3. Definition of STD: STD here is the Standard Deviation. We clarified this in the revised manuscript, l. 341-342.
4. Proof ideas in the main text: We added an overview of the proof ideas of Theorems 4.1, 4.2 and 4.4 to the revised manuscript. Thank you for this comment.

Response to question on the practical motivation:

To illustrate the advantage of our approach for practical applications, consider a learning task on multisets handled by traditional architectures based on sum- or max-pooling. With these methods, certain pairs of input multisets may appear numerically identical, meaning the architecture will not be able to distinguish between them—even if they represent different underlying data. In contrast, our approach, due to its bi-Lipschitzness guarantee, can distinguish between these multisets in a way that reflects their actual differences. This practical advantage is evidenced in our experimental results shown in Table 2.

There is a fundamental difference between our embedding approach and approaches such as Distributional Sliced Wasserstein and Max-Sliced Wasserstein. Our approach takes one input distribution at a time and computes an embedding, whereas the aforementioned approaches take two input distributions and estimate a distance between them. Pairwise methods have two disadvantages in comparison with embeddings: (i) higher computational complexity when computing multiple pairwise disances, and (ii) limited applicability to real-world learning problems.

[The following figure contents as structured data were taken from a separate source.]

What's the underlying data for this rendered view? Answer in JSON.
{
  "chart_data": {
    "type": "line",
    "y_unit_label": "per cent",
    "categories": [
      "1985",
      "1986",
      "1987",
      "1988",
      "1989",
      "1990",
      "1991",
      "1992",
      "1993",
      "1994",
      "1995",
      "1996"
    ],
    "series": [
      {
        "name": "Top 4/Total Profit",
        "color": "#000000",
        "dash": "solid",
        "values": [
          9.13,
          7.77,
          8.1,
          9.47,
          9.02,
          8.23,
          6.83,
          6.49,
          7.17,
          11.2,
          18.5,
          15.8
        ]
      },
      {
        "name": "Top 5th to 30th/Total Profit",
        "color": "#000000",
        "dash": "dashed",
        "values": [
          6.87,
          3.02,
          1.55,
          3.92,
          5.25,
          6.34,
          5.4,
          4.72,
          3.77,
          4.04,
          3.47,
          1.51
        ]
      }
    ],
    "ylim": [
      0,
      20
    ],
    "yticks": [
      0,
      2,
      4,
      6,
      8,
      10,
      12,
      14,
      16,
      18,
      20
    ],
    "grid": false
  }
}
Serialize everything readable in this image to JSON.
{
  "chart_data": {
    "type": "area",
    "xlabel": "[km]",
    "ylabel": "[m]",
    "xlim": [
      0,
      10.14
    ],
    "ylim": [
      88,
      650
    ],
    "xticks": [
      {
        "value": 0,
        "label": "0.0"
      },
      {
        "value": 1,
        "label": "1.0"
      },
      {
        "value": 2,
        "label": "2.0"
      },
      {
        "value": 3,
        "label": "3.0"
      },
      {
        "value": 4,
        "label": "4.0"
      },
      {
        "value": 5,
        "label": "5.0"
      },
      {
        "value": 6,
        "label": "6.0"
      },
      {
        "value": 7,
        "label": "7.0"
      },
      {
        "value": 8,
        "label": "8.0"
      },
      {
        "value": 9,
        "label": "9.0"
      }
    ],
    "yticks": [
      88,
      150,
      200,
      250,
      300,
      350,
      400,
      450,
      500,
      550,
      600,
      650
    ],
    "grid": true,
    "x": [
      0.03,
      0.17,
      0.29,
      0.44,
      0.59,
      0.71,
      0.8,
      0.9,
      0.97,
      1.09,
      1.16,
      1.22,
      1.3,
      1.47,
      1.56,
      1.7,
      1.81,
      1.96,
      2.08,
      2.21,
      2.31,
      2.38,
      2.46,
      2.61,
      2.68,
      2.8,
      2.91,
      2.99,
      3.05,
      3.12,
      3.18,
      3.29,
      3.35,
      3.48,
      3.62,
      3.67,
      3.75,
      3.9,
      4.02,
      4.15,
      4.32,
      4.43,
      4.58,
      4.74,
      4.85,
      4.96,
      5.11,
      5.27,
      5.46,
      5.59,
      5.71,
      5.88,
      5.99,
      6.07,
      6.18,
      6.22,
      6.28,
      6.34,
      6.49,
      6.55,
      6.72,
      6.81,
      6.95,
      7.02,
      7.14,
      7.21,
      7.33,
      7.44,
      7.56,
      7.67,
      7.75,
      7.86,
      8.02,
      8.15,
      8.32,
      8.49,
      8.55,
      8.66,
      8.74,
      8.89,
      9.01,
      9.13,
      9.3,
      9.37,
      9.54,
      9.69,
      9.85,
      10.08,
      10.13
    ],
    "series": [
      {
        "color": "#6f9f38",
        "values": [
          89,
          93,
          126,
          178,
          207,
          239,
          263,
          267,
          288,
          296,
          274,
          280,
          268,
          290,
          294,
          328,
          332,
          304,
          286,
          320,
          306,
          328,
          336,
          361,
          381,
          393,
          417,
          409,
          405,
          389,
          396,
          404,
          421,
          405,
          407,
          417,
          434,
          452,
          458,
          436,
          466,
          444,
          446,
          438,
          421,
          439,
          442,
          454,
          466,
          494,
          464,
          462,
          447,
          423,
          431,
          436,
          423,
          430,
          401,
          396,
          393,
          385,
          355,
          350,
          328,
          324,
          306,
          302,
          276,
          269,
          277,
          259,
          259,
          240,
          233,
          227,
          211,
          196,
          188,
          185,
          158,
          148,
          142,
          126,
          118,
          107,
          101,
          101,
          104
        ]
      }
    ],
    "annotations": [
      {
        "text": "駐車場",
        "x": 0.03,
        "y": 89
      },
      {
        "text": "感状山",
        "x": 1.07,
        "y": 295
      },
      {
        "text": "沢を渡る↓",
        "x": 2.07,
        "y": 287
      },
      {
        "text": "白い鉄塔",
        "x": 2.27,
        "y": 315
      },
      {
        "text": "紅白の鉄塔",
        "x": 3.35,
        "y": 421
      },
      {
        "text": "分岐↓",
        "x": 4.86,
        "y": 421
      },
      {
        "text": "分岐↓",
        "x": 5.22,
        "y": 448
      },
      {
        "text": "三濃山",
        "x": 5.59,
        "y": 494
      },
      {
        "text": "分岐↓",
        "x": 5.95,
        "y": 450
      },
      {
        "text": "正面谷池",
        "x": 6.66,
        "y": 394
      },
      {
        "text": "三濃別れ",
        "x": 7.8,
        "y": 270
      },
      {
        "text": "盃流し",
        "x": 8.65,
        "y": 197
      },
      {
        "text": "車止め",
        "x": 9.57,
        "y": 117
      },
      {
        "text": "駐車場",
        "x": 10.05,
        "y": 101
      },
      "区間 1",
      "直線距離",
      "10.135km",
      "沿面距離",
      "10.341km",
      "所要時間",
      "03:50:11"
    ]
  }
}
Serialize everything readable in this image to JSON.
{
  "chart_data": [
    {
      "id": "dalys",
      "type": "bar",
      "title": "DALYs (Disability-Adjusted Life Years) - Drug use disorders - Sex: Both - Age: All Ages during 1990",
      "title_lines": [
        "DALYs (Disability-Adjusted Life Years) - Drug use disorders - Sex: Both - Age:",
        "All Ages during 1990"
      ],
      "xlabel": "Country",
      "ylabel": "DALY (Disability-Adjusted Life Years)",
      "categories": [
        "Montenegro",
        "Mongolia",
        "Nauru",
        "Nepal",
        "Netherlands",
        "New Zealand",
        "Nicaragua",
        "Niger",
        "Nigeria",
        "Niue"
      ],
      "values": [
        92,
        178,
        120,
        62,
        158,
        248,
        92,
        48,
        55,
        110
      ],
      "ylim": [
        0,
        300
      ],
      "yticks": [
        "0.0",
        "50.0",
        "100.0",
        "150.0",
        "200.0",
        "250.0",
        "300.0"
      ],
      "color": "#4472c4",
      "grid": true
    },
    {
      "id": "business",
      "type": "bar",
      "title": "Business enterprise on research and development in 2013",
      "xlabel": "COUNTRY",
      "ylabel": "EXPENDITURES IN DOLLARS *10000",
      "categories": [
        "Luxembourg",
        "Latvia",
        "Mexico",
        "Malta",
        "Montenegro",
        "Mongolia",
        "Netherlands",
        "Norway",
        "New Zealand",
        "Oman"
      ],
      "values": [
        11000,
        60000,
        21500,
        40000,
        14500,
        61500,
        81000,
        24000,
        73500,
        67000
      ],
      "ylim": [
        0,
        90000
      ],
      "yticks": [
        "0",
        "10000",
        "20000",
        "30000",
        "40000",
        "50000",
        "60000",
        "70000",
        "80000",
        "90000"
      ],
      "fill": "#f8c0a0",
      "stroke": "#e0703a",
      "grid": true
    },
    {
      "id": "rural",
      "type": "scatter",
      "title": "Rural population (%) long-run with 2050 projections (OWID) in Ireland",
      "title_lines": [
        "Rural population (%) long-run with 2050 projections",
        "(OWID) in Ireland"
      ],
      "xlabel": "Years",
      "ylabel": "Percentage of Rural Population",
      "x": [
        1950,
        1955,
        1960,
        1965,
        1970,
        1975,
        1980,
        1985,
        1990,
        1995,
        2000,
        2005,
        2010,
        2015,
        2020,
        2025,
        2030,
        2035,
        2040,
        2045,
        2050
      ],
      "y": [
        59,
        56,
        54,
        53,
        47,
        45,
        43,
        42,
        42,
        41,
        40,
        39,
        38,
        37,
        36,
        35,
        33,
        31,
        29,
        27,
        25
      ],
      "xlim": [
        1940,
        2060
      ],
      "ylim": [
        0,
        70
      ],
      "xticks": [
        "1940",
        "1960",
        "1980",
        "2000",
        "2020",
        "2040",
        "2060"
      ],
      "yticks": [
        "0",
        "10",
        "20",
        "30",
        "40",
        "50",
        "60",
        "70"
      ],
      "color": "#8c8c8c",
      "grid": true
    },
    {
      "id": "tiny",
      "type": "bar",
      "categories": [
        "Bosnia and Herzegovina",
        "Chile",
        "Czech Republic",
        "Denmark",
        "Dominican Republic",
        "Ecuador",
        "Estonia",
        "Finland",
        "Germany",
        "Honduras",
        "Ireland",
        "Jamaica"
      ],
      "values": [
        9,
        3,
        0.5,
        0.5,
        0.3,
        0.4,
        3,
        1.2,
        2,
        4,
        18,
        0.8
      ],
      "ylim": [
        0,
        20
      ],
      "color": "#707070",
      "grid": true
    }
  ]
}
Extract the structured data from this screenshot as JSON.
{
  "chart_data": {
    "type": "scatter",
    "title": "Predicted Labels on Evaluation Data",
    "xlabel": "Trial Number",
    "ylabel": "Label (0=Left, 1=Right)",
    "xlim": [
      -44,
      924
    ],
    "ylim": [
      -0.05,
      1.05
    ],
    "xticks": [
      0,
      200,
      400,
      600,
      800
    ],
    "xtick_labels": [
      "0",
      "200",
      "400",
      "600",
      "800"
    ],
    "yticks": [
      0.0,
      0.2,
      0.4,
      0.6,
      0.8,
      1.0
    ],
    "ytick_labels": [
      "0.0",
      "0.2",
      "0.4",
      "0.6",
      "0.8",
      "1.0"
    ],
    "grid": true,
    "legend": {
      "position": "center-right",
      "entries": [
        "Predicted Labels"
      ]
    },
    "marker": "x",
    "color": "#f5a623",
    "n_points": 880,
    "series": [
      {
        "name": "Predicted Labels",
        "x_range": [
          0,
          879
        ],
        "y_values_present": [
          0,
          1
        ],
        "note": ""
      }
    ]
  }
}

In terms of applicability, a pairwise method cannot be directly applied to common learning tasks, such as object classification, where the inputs are typically individual distributions. In contrast, an embedding is readily applicable to such tasks, as demonstrated in our experiments.

In terms of computation, pairwise methods to estimate sliced optimal transport distances typically require $\tilde{\mathcal{O}}(mnd)$ time (neglecting logarithmic factors), where $m$ is the number of slices, $n$ is the maximal number of support points, and $d$ is the ambient dimension of the support. Thus, computing all pairwise distances for a set of $k$ distributions would take $\tilde{\mathcal{O}}(k^2 mnd)$ time. In contrast, computing our embedding takes $\tilde{\mathcal{O}}(mnd)$ time for each input distribution, and pairwise distances can then be computed in the Euclidean space $\mathbb{R}^m$, resulting in a considerably lower total complexity of $\tilde{\mathcal{O}}(k mnd + k^2 m)$. This approach is therefore significantly more scalable for large datasets where pairwise distance computations are required.

We appreciate the reviewer's comment and will clarify this in the paper.